Funzing
- Website type: Social networking
- Available in: English
- Website: www.funzing.com
- Commercial: Yes
- Launched: 2014; 12 years ago
- Current status: Active

= Funzing =

Funzing is an online sharing economy marketplace that facilitates people to host and attend events and experiences in their leisure time based on their hobbies, passions or skills. Funzing was founded in Israel in 2014 by Avigur Zmora, the former CEO of Playtech.
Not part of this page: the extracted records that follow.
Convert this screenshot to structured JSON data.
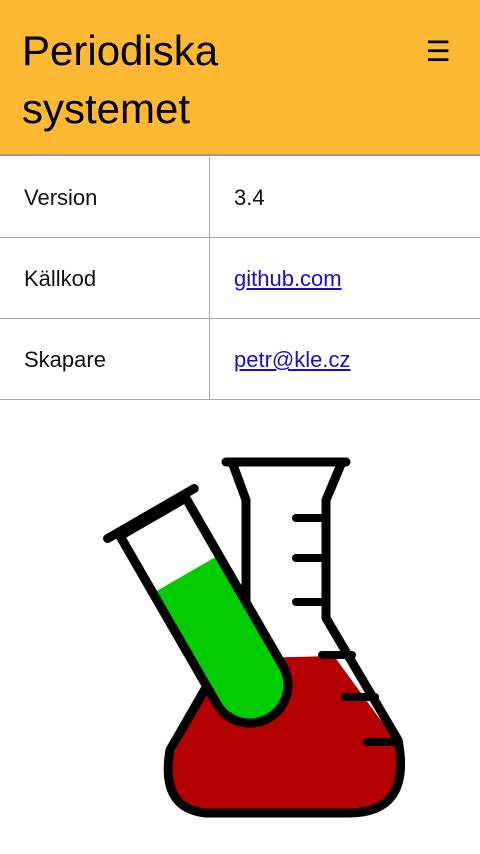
{
  "header": {
    "title": "Periodiska systemet",
    "menu_icon": "hamburger-menu-icon",
    "background_color": "#FDB934"
  },
  "info": {
    "rows": [
      {
        "label": "Version",
        "value": "3.4",
        "is_link": false
      },
      {
        "label": "Källkod",
        "value": "github.com",
        "is_link": true
      },
      {
        "label": "Skapare",
        "value": "petr@kle.cz",
        "is_link": true
      }
    ]
  },
  "illustration": {
    "icon": "chemistry-flask-and-test-tube-icon",
    "flask_liquid_color": "#B40000",
    "tube_liquid_color": "#00CC00",
    "outline_color": "#000000"
  }
}
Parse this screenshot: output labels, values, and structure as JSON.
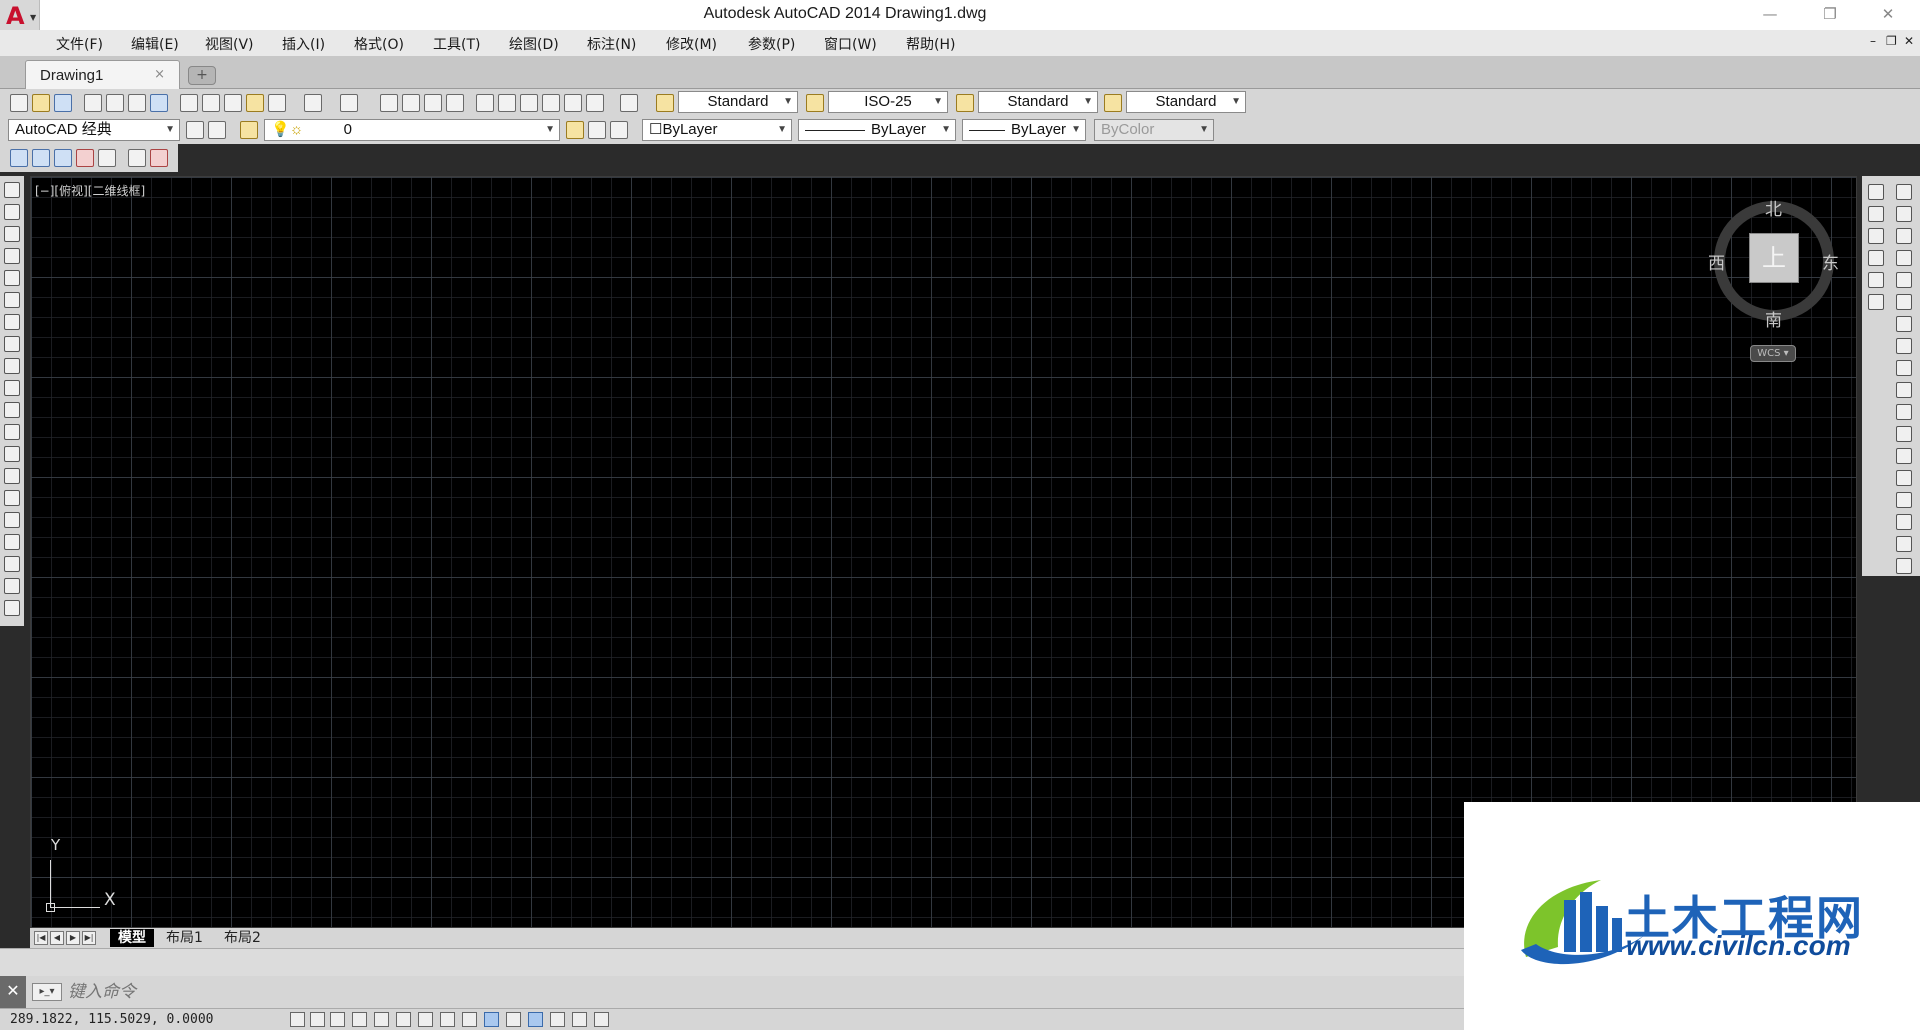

Funzing is currently active in London, Manchester, Tel Aviv and Singapore.
The online community marketplace promotes diversity in people's free time activities, experiences vary from supper clubs, tours, workshops to one-off lectures and classes.

== History ==
Funzing was founded in Israel in 2014. It was the brainchild of Avigur Zmora, former CEO of Playtech, who went on to set up the company together with Eran Alon, Noa Moscati, and Yaron Saghiv. The startup raised an initial investment capital from venture capital firm Inimiti for its launch in the United Kingdom, specifically targeting the Greater London area. This amounted to $1.5 million. Currently, there are over 2,000 registered hosts on the Funzing system, and more than 35,000 individuals have attended events as of June 2016.

== Concept ==
According to co-founder Yaron Saghiv, the idea about the online sharing economy came out of several friends’ frustration at being bored by going to the same places every time they wanted to spend quality free time in a social setting. Thus, the platform allows anyone with creative potential to showcase their skills to the world while entertaining others and earning some money along the way. When Funzing was launched in Singapore, it first invited participants from different niche communities and forums to become hosts. Saghiv explained that “since the events are generated by individuals and owners of small medium enterprises, it is guaranteed the variety will be unique and different.” For this reason, Funzing is also being marketed as the "Airbnb of experiences".

Funzing also partners with other establishments and communities. For instance, it collaborated with the Nottingham-based The Glee Club in a series of talks involving different subjects such as serial killers.